Personal information
- Born: 7 August 1966 (age 59)
- Original team: City-South (NTFA)
- Draft: No. 14, 1982 interstate draft
- Height: 184 cm (6 ft 0 in)
- Weight: 84 kg (185 lb)

Playing career^{1}
- Years: Club / Games (Goals)
- 1984–1995: St Kilda / 191 (75)
- 1996: Melbourne / 007 0(0)
- Total:  / 198 (75)
- ^{1} Playing statistics correct to the end of 1996.

Career highlights
- 1991 All Australian Team

= David Grant (Australian rules footballer) =

Australian rules footballer

David Grant (born 7 August 1966) is a former Australian rules footballer who played with St Kilda in the Australian Football League.

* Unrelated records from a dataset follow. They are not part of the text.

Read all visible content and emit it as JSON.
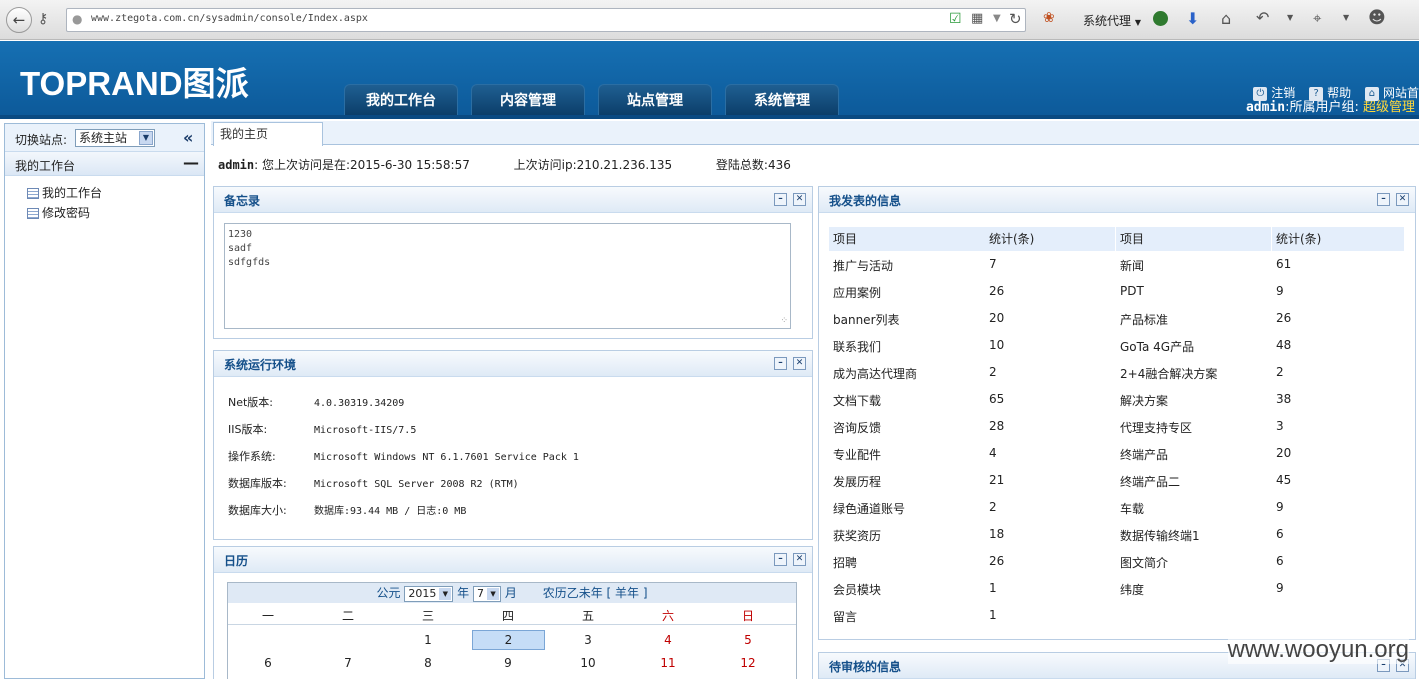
{
  "browser": {
    "url": "www.ztegota.com.cn/sysadmin/console/Index.aspx",
    "proxy_label": "系统代理"
  },
  "header": {
    "logo": "TOPRAND图派",
    "user_prefix": "admin",
    "user_mid": ":所属用户组: ",
    "user_group": "超级管理",
    "logout": "注销",
    "help": "帮助",
    "site_home": "网站首"
  },
  "nav": [
    "我的工作台",
    "内容管理",
    "站点管理",
    "系统管理"
  ],
  "sidebar": {
    "site_label": "切换站点:",
    "site_value": "系统主站",
    "section": "我的工作台",
    "items": [
      "我的工作台",
      "修改密码"
    ]
  },
  "tab": "我的主页",
  "info": {
    "user": "admin",
    "last_visit": ": 您上次访问是在:2015-6-30 15:58:57",
    "last_ip": "上次访问ip:210.21.236.135",
    "login_count": "登陆总数:436"
  },
  "memo": {
    "title": "备忘录",
    "lines": [
      "1230",
      "sadf",
      "sdfgfds"
    ]
  },
  "env": {
    "title": "系统运行环境",
    "rows": [
      {
        "k": "Net版本:",
        "v": "4.0.30319.34209"
      },
      {
        "k": "IIS版本:",
        "v": "Microsoft-IIS/7.5"
      },
      {
        "k": "操作系统:",
        "v": "Microsoft Windows NT 6.1.7601 Service Pack 1"
      },
      {
        "k": "数据库版本:",
        "v": "Microsoft SQL Server 2008 R2 (RTM)"
      },
      {
        "k": "数据库大小:",
        "v": "数据库:93.44 MB   / 日志:0 MB"
      }
    ]
  },
  "calendar": {
    "title": "日历",
    "era": "公元",
    "year": "2015",
    "year_unit": "年",
    "month": "7",
    "month_unit": "月",
    "lunar": "农历乙未年 [ 羊年 ]",
    "weekdays": [
      "一",
      "二",
      "三",
      "四",
      "五",
      "六",
      "日"
    ],
    "row1": [
      "",
      "",
      "1",
      "2",
      "3",
      "4",
      "5"
    ],
    "row2": [
      "6",
      "7",
      "8",
      "9",
      "10",
      "11",
      "12"
    ]
  },
  "stats": {
    "title": "我发表的信息",
    "headers": [
      "项目",
      "统计(条)",
      "项目",
      "统计(条)"
    ],
    "left": [
      [
        "推广与活动",
        "7"
      ],
      [
        "应用案例",
        "26"
      ],
      [
        "banner列表",
        "20"
      ],
      [
        "联系我们",
        "10"
      ],
      [
        "成为高达代理商",
        "2"
      ],
      [
        "文档下载",
        "65"
      ],
      [
        "咨询反馈",
        "28"
      ],
      [
        "专业配件",
        "4"
      ],
      [
        "发展历程",
        "21"
      ],
      [
        "绿色通道账号",
        "2"
      ],
      [
        "获奖资历",
        "18"
      ],
      [
        "招聘",
        "26"
      ],
      [
        "会员模块",
        "1"
      ],
      [
        "留言",
        "1"
      ]
    ],
    "right": [
      [
        "新闻",
        "61"
      ],
      [
        "PDT",
        "9"
      ],
      [
        "产品标准",
        "26"
      ],
      [
        "GoTa 4G产品",
        "48"
      ],
      [
        "2+4融合解决方案",
        "2"
      ],
      [
        "解决方案",
        "38"
      ],
      [
        "代理支持专区",
        "3"
      ],
      [
        "终端产品",
        "20"
      ],
      [
        "终端产品二",
        "45"
      ],
      [
        "车载",
        "9"
      ],
      [
        "数据传输终端1",
        "6"
      ],
      [
        "图文简介",
        "6"
      ],
      [
        "纬度",
        "9"
      ]
    ]
  },
  "pending": {
    "title": "待审核的信息"
  },
  "watermark": "www.wooyun.org"
}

Grant was a utility player and in 1991 was named on the half-back flank All-Australian team. Often, Grant was asked to play centre half-back in a struggling St Kilda side during the 1980s, despite standing just over 6 ft. On other occasions, Grant played as an extra forward to great affect. His aerial leap in the marking contest made him stand up against taller opponents and was a favourite of the Moorabbin faithful. Grant finished second in St Kilda's best and fairest in 1989 to Nicky Winmar and played interstate football with Tasmania. Grant was to be a part of a trade deal that would see him and Jayson Daniels sent to Sydney for Barry Mitchell and a fourth-round pick for the 1993 season. Both Grant and Mitchell refused to swap clubs, and Grant stayed a further three years at St Kilda under acrimonious circumstances until he ended his career with Melbourne.